Nick Tammaro, making his first Kentucky Derby morning line after the retirement of Mike Battaglia, said the race remained “wide open,” even with Renegade installed as the favorite. That is the right read from the draw: one horse got the most polarizing position, while the rest of the leading contenders landed in spots that invite very different kinds of trouble.
Commandment drew post No. 6, which looks like the most workable compromise among the top names. It is close enough to save ground without being pinned to the fence, and it should let the horse establish position before the field compresses around the opening turn. In a Derby that begins with a full gate and up to four also-eligibles on the list, that kind of middle post can be worth more than raw speed.

Further Ado drew No. 18, a much tougher assignment and one that will almost certainly demand a cleaner break and a better ride to avoid covering extra ground. Wide posts at Churchill Downs can work, but only when a horse is sharp enough early to avoid losing momentum before the real running starts.

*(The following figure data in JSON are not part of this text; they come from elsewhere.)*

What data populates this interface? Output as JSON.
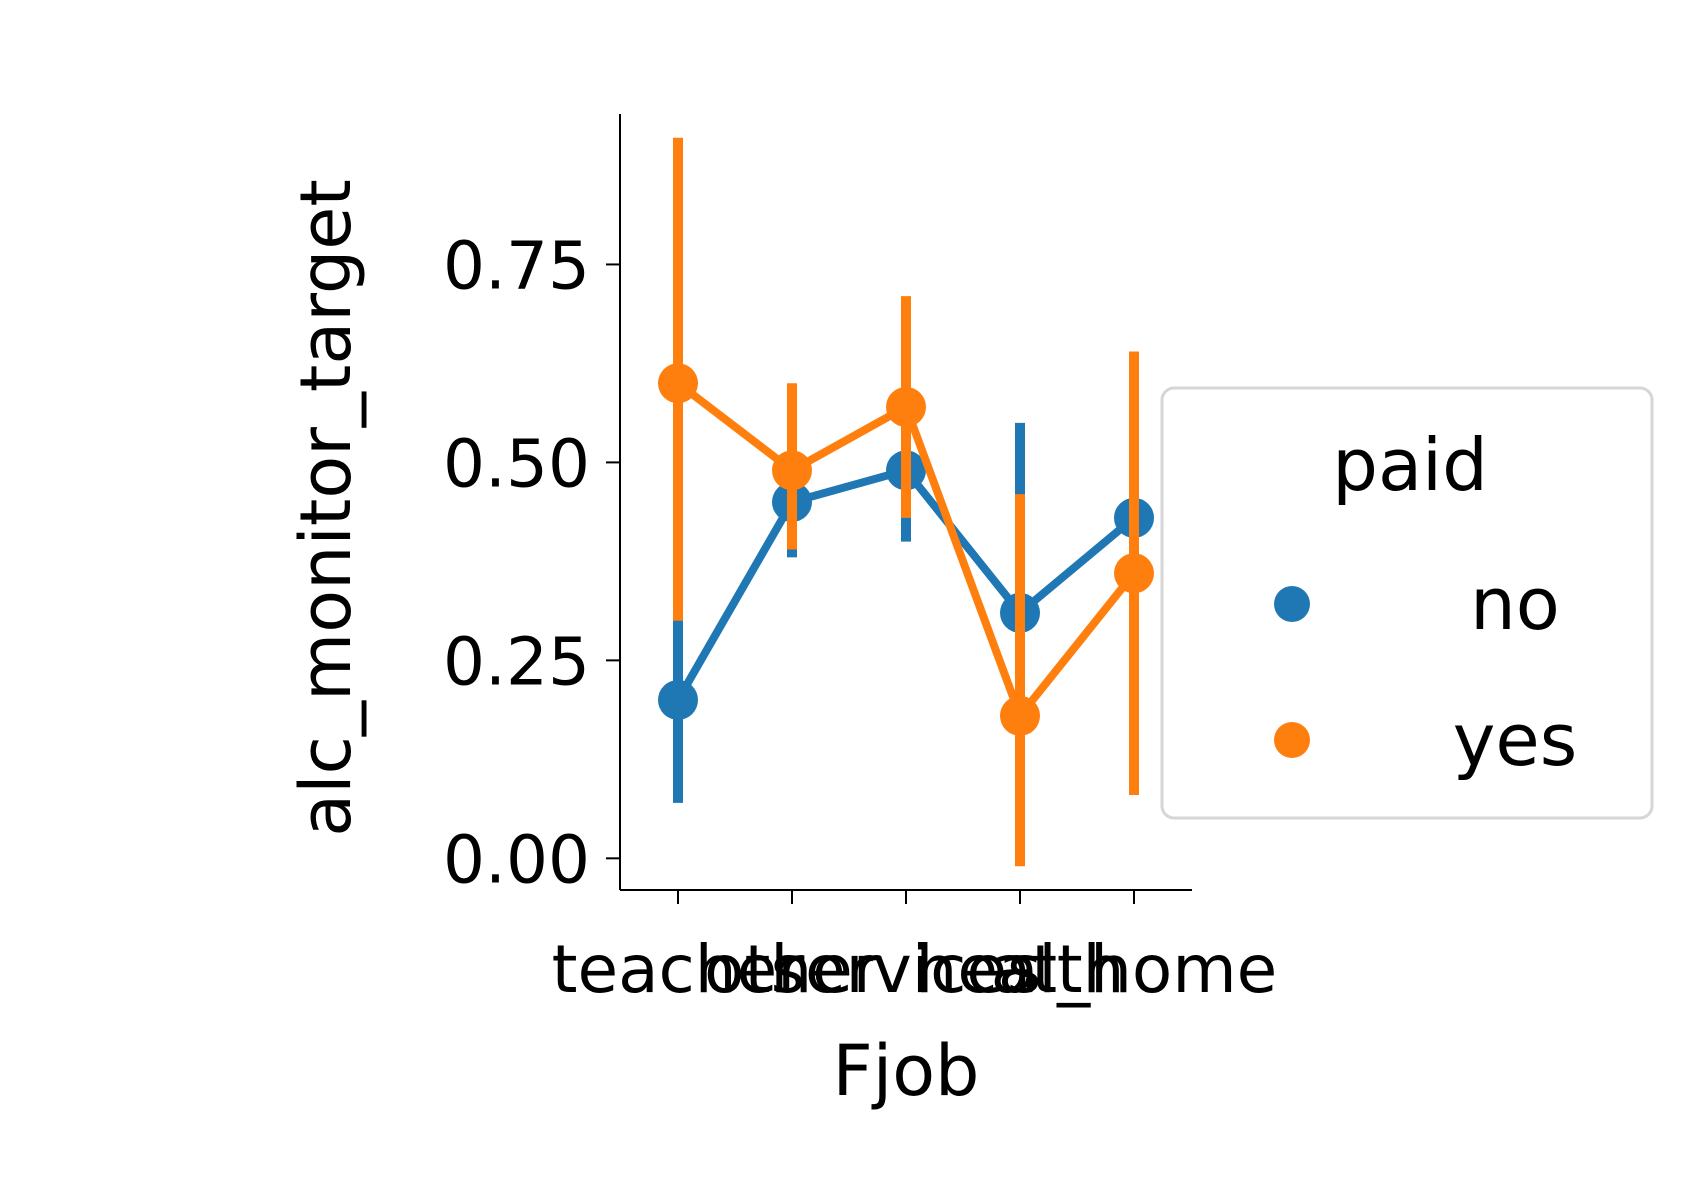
{
  "chart_data": {
    "type": "point",
    "xlabel": "Fjob",
    "ylabel": "alc_monitor_target",
    "categories": [
      "teacher",
      "other",
      "services",
      "health",
      "at_home"
    ],
    "ylim": [
      -0.04,
      0.94
    ],
    "yticks": [
      0.0,
      0.25,
      0.5,
      0.75
    ],
    "ytick_labels": [
      "0.00",
      "0.25",
      "0.50",
      "0.75"
    ],
    "grid": false,
    "legend": {
      "title": "paid",
      "placement": "center-right",
      "entries": [
        "no",
        "yes"
      ]
    },
    "series": [
      {
        "name": "no",
        "color": "#1f77b4",
        "values": [
          0.2,
          0.45,
          0.49,
          0.31,
          0.43
        ],
        "ci_low": [
          0.07,
          0.38,
          0.4,
          0.1,
          0.25
        ],
        "ci_high": [
          0.37,
          0.52,
          0.59,
          0.55,
          0.62
        ]
      },
      {
        "name": "yes",
        "color": "#ff7f0e",
        "values": [
          0.6,
          0.49,
          0.57,
          0.18,
          0.36
        ],
        "ci_low": [
          0.3,
          0.39,
          0.43,
          -0.01,
          0.08
        ],
        "ci_high": [
          0.91,
          0.6,
          0.71,
          0.46,
          0.64
        ]
      }
    ]
  }
}
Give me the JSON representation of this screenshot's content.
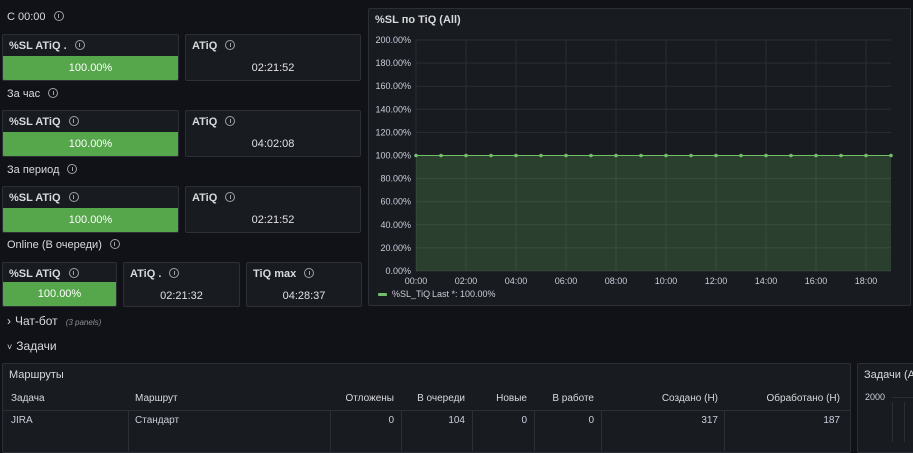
{
  "sections": [
    {
      "title": "С 00:00",
      "panels": [
        {
          "title": "%SL ATiQ .",
          "value": "100.00%",
          "color": "#56a64b"
        },
        {
          "title": "ATiQ",
          "value": "02:21:52"
        }
      ]
    },
    {
      "title": "За час",
      "panels": [
        {
          "title": "%SL ATiQ",
          "value": "100.00%",
          "color": "#56a64b"
        },
        {
          "title": "ATiQ",
          "value": "04:02:08"
        }
      ]
    },
    {
      "title": "За период",
      "panels": [
        {
          "title": "%SL ATiQ",
          "value": "100.00%",
          "color": "#56a64b"
        },
        {
          "title": "ATiQ",
          "value": "02:21:52"
        }
      ]
    },
    {
      "title": "Online (В очереди)",
      "panels": [
        {
          "title": "%SL ATiQ",
          "value": "100.00%",
          "color": "#56a64b"
        },
        {
          "title": "ATiQ .",
          "value": "02:21:32"
        },
        {
          "title": "TiQ max",
          "value": "04:28:37"
        }
      ]
    }
  ],
  "chart_data": {
    "type": "area",
    "title": "%SL по TiQ (All)",
    "x": [
      0,
      1,
      2,
      3,
      4,
      5,
      6,
      7,
      8,
      9,
      10,
      11,
      12,
      13,
      14,
      15,
      16,
      17,
      18,
      19
    ],
    "series": [
      {
        "name": "%SL_TiQ",
        "color": "#73bf69",
        "values": [
          100,
          100,
          100,
          100,
          100,
          100,
          100,
          100,
          100,
          100,
          100,
          100,
          100,
          100,
          100,
          100,
          100,
          100,
          100,
          100
        ]
      }
    ],
    "legend_stat": "Last *: 100.00%",
    "xlim": [
      0,
      19
    ],
    "xticks": [
      {
        "value": 0,
        "label": "00:00"
      },
      {
        "value": 2,
        "label": "02:00"
      },
      {
        "value": 4,
        "label": "04:00"
      },
      {
        "value": 6,
        "label": "06:00"
      },
      {
        "value": 8,
        "label": "08:00"
      },
      {
        "value": 10,
        "label": "10:00"
      },
      {
        "value": 12,
        "label": "12:00"
      },
      {
        "value": 14,
        "label": "14:00"
      },
      {
        "value": 16,
        "label": "16:00"
      },
      {
        "value": 18,
        "label": "18:00"
      }
    ],
    "ylim": [
      0,
      200
    ],
    "yticks": [
      {
        "value": 0,
        "label": "0.00%"
      },
      {
        "value": 20,
        "label": "20.00%"
      },
      {
        "value": 40,
        "label": "40.00%"
      },
      {
        "value": 60,
        "label": "60.00%"
      },
      {
        "value": 80,
        "label": "80.00%"
      },
      {
        "value": 100,
        "label": "100.00%"
      },
      {
        "value": 120,
        "label": "120.00%"
      },
      {
        "value": 140,
        "label": "140.00%"
      },
      {
        "value": 160,
        "label": "160.00%"
      },
      {
        "value": 180,
        "label": "180.00%"
      },
      {
        "value": 200,
        "label": "200.00%"
      }
    ],
    "grid": true
  },
  "rows": [
    {
      "title": "Чат-бот",
      "note": "(3 panels)"
    },
    {
      "title": "Задачи"
    }
  ],
  "table": {
    "title": "Маршруты",
    "columns": [
      "Задача",
      "Маршрут",
      "Отложены",
      "В очереди",
      "Новые",
      "В работе",
      "Создано (Н)",
      "Обработано (Н)"
    ],
    "rows": [
      [
        "JIRA",
        "Стандарт",
        "0",
        "104",
        "0",
        "0",
        "317",
        "187"
      ]
    ]
  },
  "side_panel": {
    "title": "Задачи (All)",
    "ytick": "2000"
  }
}
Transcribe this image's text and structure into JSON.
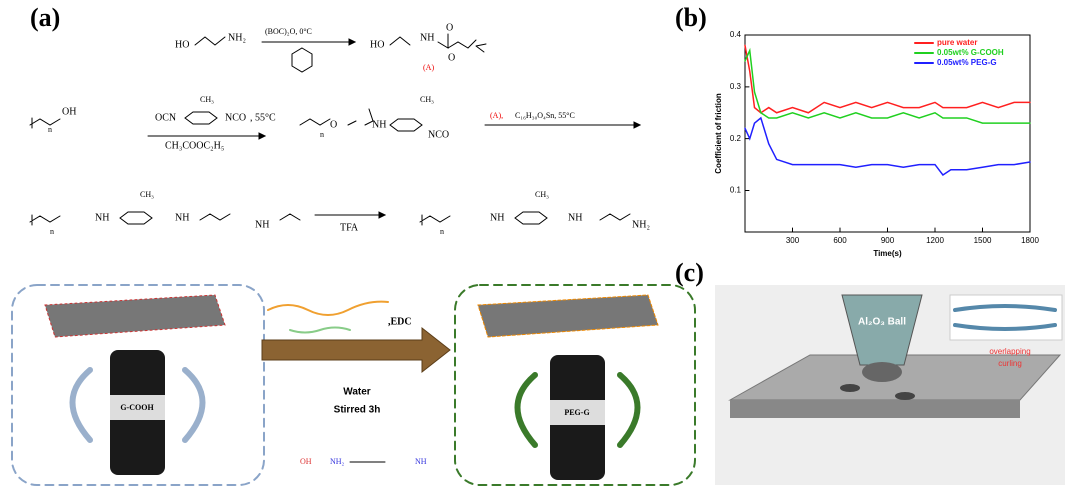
{
  "panels": {
    "a": "(a)",
    "b": "(b)",
    "c": "(c)"
  },
  "scheme": {
    "row1": {
      "reactant_ho": "HO",
      "reactant_nh2": "NH₂",
      "reagent": "(BOC)₂O, 0°C",
      "product_ho": "HO",
      "product_nh": "NH",
      "product_o": "O",
      "product_o2": "O",
      "label_a": "(A)"
    },
    "row2": {
      "peg_oh": "OH",
      "peg_n": "n",
      "ocn": "OCN",
      "ch3": "CH₃",
      "nco": "NCO",
      "temp": ", 55°C",
      "solvent": "CH₃COOC₂H₅",
      "prod_o": "O",
      "prod_n": "n",
      "prod_nh": "NH",
      "prod_ch3": "CH₃",
      "prod_nco": "NCO",
      "next_a": "(A),",
      "next_reagent": "C₁₆H₃₀O₄Sn, 55°C"
    },
    "row3": {
      "n": "n",
      "nh1": "NH",
      "ch3": "CH₃",
      "nh2": "NH",
      "nh3": "NH",
      "tfa": "TFA",
      "p_n": "n",
      "p_nh": "NH",
      "p_ch3": "CH₃",
      "p_nh2": "NH",
      "p_nh3": "NH₂"
    }
  },
  "bottom": {
    "vial1": "G-COOH",
    "edc": ",EDC",
    "water": "Water",
    "stirred": "Stirred 3h",
    "oh": "OH",
    "nh2": "NH₂",
    "nh": "NH",
    "vial2": "PEG-G"
  },
  "panel_c": {
    "ball": "Al₂O₃  Ball",
    "overlapping": "overlapping",
    "curling": "curling"
  },
  "chart_data": {
    "type": "line",
    "x_label": "Time(s)",
    "y_label": "Coefficient of friction",
    "x": [
      0,
      30,
      60,
      100,
      150,
      200,
      300,
      400,
      500,
      600,
      700,
      800,
      900,
      1000,
      1100,
      1200,
      1250,
      1300,
      1400,
      1500,
      1600,
      1700,
      1800
    ],
    "series": [
      {
        "name": "pure water",
        "color": "#ff2020",
        "values": [
          0.38,
          0.33,
          0.26,
          0.25,
          0.26,
          0.25,
          0.26,
          0.25,
          0.27,
          0.26,
          0.27,
          0.26,
          0.27,
          0.26,
          0.26,
          0.27,
          0.26,
          0.26,
          0.26,
          0.27,
          0.26,
          0.27,
          0.27
        ]
      },
      {
        "name": "0.05wt% G-COOH",
        "color": "#20d020",
        "values": [
          0.35,
          0.37,
          0.29,
          0.25,
          0.24,
          0.24,
          0.25,
          0.24,
          0.25,
          0.24,
          0.25,
          0.24,
          0.24,
          0.25,
          0.24,
          0.25,
          0.24,
          0.24,
          0.24,
          0.23,
          0.23,
          0.23,
          0.23
        ]
      },
      {
        "name": "0.05wt% PEG-G",
        "color": "#2020ff",
        "values": [
          0.22,
          0.2,
          0.23,
          0.24,
          0.19,
          0.16,
          0.15,
          0.15,
          0.15,
          0.15,
          0.145,
          0.15,
          0.15,
          0.145,
          0.15,
          0.15,
          0.13,
          0.14,
          0.14,
          0.145,
          0.15,
          0.15,
          0.155
        ]
      }
    ],
    "xlim": [
      0,
      1800
    ],
    "ylim": [
      0.02,
      0.4
    ],
    "xticks": [
      300,
      600,
      900,
      1200,
      1500,
      1800
    ],
    "yticks": [
      0.1,
      0.2,
      0.3,
      0.4
    ],
    "legend": "upper-right"
  }
}
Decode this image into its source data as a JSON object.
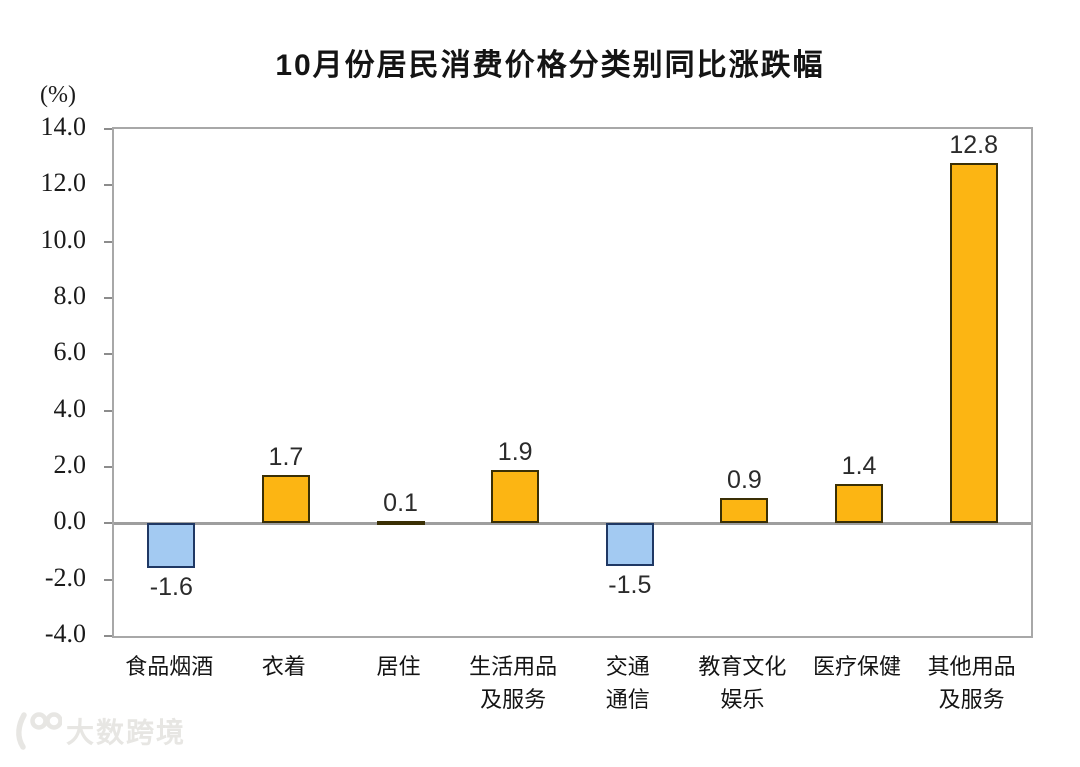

Silent Tactic, who drew No. 13, landed in the middle of the board, where the trip is neither ideal nor disastrous. That slot may prove valuable if the pace gets crowded and the favorite’s inside position turns messy, because the middle of a 20-horse Derby often offers the best chance to stay out of trouble.
The draw came between Races 3 and 4 on Opening Day at Churchill Downs, from the Paddock Terrace, and it immediately gave Derby Week its first hard-edged storyline. The race will go Saturday, May 2, in Louisville, with post time set for approximately 6:57 p.m. ET, and the path to the first leg of the Triple Crown now looks just as important as the names on the program.